I had with me a Departures and wanted badly to be alone. I knew the precise color I wanted my coffee and how to have an orgasm in under thirty seconds. I needed everybody in the world—including waiters—less than they needed me.

—Sure, I said.

—Sure you mind, or?

He was terribly afraid of me. He was the most gorgeous listener in the whole world.

—Of course I don’t mind.

How had he found me? How did he always seem to find me? One time, inexplicably, he found me on the second floor of a deli with buffet islands of old but glistening orange chicken.

He sat down and I forgot about sending over the French toast to the handicapped woman. I didn’t remember until later that night in Vic’s grand hotel room with the ocean just below us. I’d never stayed in such places with my parents.

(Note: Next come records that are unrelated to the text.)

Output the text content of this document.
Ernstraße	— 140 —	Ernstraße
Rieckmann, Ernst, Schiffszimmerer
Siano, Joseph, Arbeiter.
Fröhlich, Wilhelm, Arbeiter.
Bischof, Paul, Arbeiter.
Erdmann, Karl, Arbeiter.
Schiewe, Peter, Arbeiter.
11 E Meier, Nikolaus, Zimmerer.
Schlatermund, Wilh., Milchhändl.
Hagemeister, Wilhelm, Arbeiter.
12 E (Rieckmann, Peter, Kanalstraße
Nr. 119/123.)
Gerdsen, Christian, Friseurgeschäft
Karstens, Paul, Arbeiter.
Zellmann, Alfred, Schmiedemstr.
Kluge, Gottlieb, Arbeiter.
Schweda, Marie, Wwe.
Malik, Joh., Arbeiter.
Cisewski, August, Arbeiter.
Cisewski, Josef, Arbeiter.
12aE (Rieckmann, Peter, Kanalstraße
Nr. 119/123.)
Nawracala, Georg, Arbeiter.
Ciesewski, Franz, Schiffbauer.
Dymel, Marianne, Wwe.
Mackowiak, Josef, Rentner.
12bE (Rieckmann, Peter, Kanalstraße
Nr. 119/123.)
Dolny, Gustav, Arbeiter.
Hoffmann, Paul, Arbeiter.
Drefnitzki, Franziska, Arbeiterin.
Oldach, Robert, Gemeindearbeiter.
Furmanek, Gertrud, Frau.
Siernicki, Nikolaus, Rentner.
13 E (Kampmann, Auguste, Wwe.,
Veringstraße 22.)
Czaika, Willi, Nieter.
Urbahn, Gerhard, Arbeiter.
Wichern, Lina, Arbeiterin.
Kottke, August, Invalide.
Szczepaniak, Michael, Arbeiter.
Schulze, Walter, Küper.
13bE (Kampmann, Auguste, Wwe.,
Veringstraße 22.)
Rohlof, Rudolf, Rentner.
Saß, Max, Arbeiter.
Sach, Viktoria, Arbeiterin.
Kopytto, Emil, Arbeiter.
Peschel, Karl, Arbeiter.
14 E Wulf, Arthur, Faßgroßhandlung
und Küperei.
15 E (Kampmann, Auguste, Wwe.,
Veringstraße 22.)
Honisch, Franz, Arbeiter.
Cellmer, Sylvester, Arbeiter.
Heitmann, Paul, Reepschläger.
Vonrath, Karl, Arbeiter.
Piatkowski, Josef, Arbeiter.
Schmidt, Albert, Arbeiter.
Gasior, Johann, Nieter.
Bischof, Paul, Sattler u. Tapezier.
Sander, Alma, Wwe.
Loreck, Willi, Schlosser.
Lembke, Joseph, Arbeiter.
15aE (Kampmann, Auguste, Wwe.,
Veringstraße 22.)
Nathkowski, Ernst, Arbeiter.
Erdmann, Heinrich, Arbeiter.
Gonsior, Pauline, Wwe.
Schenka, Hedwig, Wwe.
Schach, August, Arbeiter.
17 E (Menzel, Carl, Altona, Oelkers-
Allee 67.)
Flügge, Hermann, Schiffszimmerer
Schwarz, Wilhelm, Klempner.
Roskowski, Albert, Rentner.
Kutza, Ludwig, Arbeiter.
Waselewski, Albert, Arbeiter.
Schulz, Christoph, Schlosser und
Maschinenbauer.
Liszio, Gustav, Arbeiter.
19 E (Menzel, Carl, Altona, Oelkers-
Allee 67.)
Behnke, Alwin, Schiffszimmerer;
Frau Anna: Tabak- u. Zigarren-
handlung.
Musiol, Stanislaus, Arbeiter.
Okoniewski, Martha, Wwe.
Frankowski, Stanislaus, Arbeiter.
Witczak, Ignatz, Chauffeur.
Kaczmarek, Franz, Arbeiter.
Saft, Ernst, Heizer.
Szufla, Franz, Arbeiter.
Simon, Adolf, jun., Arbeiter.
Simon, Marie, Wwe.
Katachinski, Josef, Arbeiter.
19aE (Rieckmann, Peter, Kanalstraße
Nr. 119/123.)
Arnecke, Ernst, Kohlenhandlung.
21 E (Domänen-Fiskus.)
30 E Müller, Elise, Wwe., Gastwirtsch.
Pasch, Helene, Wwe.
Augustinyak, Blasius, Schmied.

It was me and this other girl who worked at the copy desk and who’d brought a complaint of unwanted sexual aggression to HR, and this young man, a sort of lackey of Vic’s, but then everyone was. Vic had a bottle of Johnnie Walker Blue and we were drinking it on the balcony from rocks glasses with pebbled bottoms. Vic’s room was a suite so he had a couch out there and we’d dragged two chairs from the bedroom. It started out with the two of us girls on the couch, but at some point the pairings got rearranged and Vic was on the couch with me. I’d had two glasses of Scotch on top of the three glasses of red wine at dinner. I don’t know if I laid my head down. My guess is that he, by measured increments, lowered it down: Aw, poor, tired baby. I remember only the airplane runway of his lap, the navy miles. The ocean shushing. The other two watching me lie across him. Nothing happened, but merely the position of my head on his lap, it was somewhat a rape. That he had hunted me so quietly, that I had allowed my neck to get caught in the teeth of something stupid. I closed my eyes so that it was happening only for the others and not to me and that was when I remembered about the handicapped woman. And I felt sad about not sending the French toast with vanilla bourbon cream and whatever lavender flowers came on the side. Then a moment later I thought, She doesn’t need you, idiot. She has a mother and a child. You have nothing.